We postulate that iatrogenic formation of crystals or crystal-like precipitates cause direct damage to cellular structures, causing corneal toxicity, potentiating epithelial defects. The cases reported in our study share a background of acanthamoeba keratitis, and the localisation of the crystals to the area of de-epithelialisation may reflect a required substrate within exposed stroma. Definitive characterisation of the crystal-like opacities seen in both patients would require harvesting of a sample directly from the corneal stroma, though, even if such invasive methods were employed, it is unlikely that the required volume of material would be sufficient to undergo the identification techniques described. Nevertheless, in vivo, the biological ecosystem encompasses multiple agents absent in vitro, with factors such as pH, immune cells and their derivatives, damaged cells and components of the tear-film likely having a role.

In the case of the santite crystal, this is the first report of a potentially toxic interaction between two well-established and common topical treatments. The concurrent use of chloramphenicol and timolol in the context of a compromised ocular surface is likely to represent a relatively common scenario, making the present findings surprising. The increased availability of confocal microscopy proved helpful in viewing the entities in more detail than was possible with slit-lamp biomicroscopy, prompting further study. Furthermore, it is widely accepted that ophthalmic polypharmacy can contribute to ocular surface toxicity, and the practice of drop cessation in the case of persistent epithelial defect is common. Had the decision to stop all drops been made earlier, the preciptates may not have increased to the degree that they were detectable on slit-lamp biomicroscopy. Other circumstances specific to this series include the prior history of acanthamoeba, and inherent long history of compromised ocular surface. In addition, in case 1, the topical treatments continued over a prolonged period of >6 months, theoretically contributing to a significantly greater density of santite crystals. We suspect the incidence of precipitant toxicity is more common than is currently appreciated, and it is our hope that by highlighting such observations and characterising the precipitants, these index cases will raise awareness of the propensity for such interactions.

Conclusion

In this study, we have demonstrated the novel formation of two different types of precipitates from common ophthalmic treatments.
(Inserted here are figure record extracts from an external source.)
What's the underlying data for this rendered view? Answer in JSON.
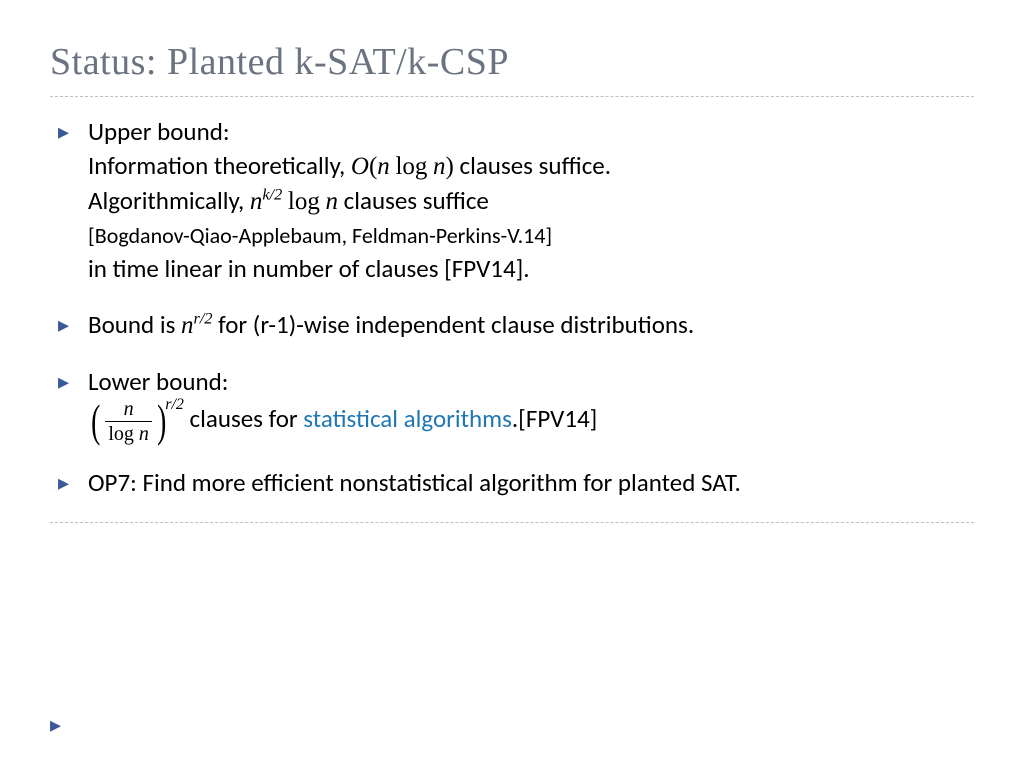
{
  "title": "Status: Planted k-SAT/k-CSP",
  "colors": {
    "title": "#6b7280",
    "accent": "#3b5998",
    "link": "#1f77b4",
    "divider": "#bfbfbf",
    "text": "#000000",
    "background": "#ffffff"
  },
  "typography": {
    "title_fontsize": 38,
    "body_fontsize": 25,
    "sub_fontsize": 22,
    "title_family": "Georgia serif",
    "body_family": "Gill Sans"
  },
  "bullets": [
    {
      "lead": "Upper bound:",
      "lines": [
        {
          "pre": "Information theoretically, ",
          "math": "O(n log n)",
          "post": " clauses suffice."
        },
        {
          "pre": "Algorithmically, ",
          "math_base": "n",
          "math_exp": "k/2",
          "math_tail": " log n",
          "post": "  clauses suffice"
        }
      ],
      "sub": "[Bogdanov-Qiao-Applebaum, Feldman-Perkins-V.14]",
      "tail": "in time linear in number of clauses [FPV14]."
    },
    {
      "pre": "Bound is ",
      "math_base": "n",
      "math_exp": "r/2",
      "post": " for (r-1)-wise independent clause distributions."
    },
    {
      "lead": "Lower bound:",
      "frac_num": "n",
      "frac_den": "log n",
      "frac_exp": "r/2",
      "pre_link": "  clauses for ",
      "link": "statistical algorithms",
      "post_link": ".[FPV14]"
    },
    {
      "text": "OP7: Find more efficient nonstatistical algorithm for planted SAT."
    }
  ]
}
First is the crystal santite, arising from the interaction of timolol and chloramphenicol. The second is the amorphous glass-like precipitation of chlorhexidine, formed via interaction of anions present in the dexamethasone minims.

The potential for these common ophthalmic topical treatments to interact and form toxic products has broad implications on topical polypharmacy in ophthalmic practice. Our findings highlight the need for future toxicological studies in this area.